Meituan, a Chinese food delivery company, announced on Wednesday that it would be hiring 10,000 people in the first quarter of this year. This news caused the company’s shares to drop more than 6%.
Meituan is hiring in dozens of cities, including Beijing and Shanghai, in a variety of different business areas, such as technology development and customer services. The business announced that it is expanding its workforce as China’s “consumption recovery trend” quickens.
Covid-19 had a severe outbreak in China the previous year, resulting in lockdowns in Shanghai. Beijing persisted in enforcing its “zero-Covid” policy, which employs stringent measures like lockdowns and mass testing to try and stop the virus’s spread.
The Chinese economy has been harmed by this policy. China ended its zero-Covid policy at the end of last year, igniting hopes for an economic recovery that might also benefit its struggling technology companies.
In contrast to Silicon Valley technology behemoths like Microsoft and Alphabet, which have fired thousands of employees, Meituan has been on a hiring rampage.
However, China’s technology cycle has largely advanced faster than that of the United States. As Beijing implemented strict regulation in areas like antitrust and data protection, Chinese tech companies started to experience difficulties in 2021. Meituan received a $500 million antitrust fine in that year.

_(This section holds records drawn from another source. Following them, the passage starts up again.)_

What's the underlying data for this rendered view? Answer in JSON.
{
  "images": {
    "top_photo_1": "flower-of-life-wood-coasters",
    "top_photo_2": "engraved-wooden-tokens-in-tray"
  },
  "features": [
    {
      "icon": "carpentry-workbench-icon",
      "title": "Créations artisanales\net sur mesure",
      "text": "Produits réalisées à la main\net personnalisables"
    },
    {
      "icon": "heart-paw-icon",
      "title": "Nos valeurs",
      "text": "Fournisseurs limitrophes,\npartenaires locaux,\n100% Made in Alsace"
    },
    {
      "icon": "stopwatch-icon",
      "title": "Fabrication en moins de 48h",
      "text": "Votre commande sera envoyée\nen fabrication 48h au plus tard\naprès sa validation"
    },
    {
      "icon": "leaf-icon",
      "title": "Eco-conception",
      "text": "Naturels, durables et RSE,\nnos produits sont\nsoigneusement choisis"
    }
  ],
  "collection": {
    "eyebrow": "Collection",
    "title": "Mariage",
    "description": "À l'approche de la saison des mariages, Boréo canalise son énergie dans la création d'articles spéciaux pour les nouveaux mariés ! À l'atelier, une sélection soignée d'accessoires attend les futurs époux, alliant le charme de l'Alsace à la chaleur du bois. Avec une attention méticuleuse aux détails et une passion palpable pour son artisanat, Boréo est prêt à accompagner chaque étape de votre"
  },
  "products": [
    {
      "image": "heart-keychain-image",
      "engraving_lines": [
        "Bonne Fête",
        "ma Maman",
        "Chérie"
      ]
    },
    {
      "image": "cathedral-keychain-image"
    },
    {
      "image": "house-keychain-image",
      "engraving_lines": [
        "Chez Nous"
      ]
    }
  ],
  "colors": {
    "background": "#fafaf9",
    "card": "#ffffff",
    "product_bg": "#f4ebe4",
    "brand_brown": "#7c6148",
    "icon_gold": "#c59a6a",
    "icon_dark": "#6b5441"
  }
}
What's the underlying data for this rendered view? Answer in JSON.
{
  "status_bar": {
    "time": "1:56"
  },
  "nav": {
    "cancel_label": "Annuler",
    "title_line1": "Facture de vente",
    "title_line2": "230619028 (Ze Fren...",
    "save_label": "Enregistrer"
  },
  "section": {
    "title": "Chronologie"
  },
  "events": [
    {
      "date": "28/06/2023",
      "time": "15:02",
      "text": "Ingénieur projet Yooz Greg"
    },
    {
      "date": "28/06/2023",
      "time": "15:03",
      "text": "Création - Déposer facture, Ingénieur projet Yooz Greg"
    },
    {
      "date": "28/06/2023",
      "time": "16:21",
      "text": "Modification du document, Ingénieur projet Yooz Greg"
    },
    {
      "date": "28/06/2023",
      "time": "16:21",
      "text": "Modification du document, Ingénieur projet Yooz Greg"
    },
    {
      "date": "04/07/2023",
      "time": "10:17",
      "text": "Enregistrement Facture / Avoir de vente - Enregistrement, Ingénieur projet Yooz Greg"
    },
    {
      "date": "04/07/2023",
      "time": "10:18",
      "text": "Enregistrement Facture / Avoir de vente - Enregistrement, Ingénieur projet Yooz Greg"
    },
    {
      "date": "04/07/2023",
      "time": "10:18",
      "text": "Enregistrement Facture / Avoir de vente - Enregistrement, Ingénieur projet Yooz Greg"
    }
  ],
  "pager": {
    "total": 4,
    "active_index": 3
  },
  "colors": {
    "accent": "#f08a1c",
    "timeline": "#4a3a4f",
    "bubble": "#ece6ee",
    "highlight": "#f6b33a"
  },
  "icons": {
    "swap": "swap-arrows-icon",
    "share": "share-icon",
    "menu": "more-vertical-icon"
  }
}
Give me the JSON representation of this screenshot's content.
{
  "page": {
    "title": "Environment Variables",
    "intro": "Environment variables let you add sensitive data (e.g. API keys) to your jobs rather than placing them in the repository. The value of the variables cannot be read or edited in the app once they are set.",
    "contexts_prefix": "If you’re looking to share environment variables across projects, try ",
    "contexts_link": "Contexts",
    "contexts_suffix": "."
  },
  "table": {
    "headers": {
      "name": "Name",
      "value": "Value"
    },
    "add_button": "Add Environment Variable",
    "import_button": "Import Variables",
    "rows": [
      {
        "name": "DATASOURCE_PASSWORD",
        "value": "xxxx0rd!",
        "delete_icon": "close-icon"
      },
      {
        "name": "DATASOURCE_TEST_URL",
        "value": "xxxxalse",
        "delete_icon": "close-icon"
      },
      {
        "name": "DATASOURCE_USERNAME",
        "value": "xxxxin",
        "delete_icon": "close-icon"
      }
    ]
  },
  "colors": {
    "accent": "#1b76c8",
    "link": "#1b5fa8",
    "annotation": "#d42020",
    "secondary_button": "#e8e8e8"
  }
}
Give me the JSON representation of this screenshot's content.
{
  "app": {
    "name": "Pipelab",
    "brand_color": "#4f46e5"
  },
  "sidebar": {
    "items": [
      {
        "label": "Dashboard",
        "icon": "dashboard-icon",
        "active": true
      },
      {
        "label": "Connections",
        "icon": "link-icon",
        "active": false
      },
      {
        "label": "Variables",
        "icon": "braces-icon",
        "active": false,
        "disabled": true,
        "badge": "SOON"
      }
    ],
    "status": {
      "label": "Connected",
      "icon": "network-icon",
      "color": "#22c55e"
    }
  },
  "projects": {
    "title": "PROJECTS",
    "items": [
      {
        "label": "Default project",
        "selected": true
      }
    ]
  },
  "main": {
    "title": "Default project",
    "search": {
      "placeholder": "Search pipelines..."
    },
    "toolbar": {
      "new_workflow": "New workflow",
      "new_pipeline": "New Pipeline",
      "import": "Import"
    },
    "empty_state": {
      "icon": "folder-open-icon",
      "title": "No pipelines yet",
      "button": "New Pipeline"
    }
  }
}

Chinese technology giants experienced some of their slowest growth ever in 2022 as a result of the economy’s downturn and headcount reductions at businesses ranging from Alibaba to Tencent. According to reports, Meituan also fired employees last year.
The hiring blitz at Meituan might be the first indication that China’s technology sector is considering growth once more. Lockdowns in China have helped Meituan as more people have turned to online food delivery. The company, which had been losing money, turned a profit in the September quarter as its revenue increased by more than 28% year over year.
The company’s hiring announcement, which came at a time when opinion of the Chinese tech industry is still precarious, was not well received by the stock market. Wednesday saw a 6% decline in Meituan stock.
However, domestic rival Ele.me, which is owned by Alibaba, and new competitors like ByteDance’s short video platform Douyin, which has been testing a food delivery service since December and is considering expansion, are posing more intense competition for the company.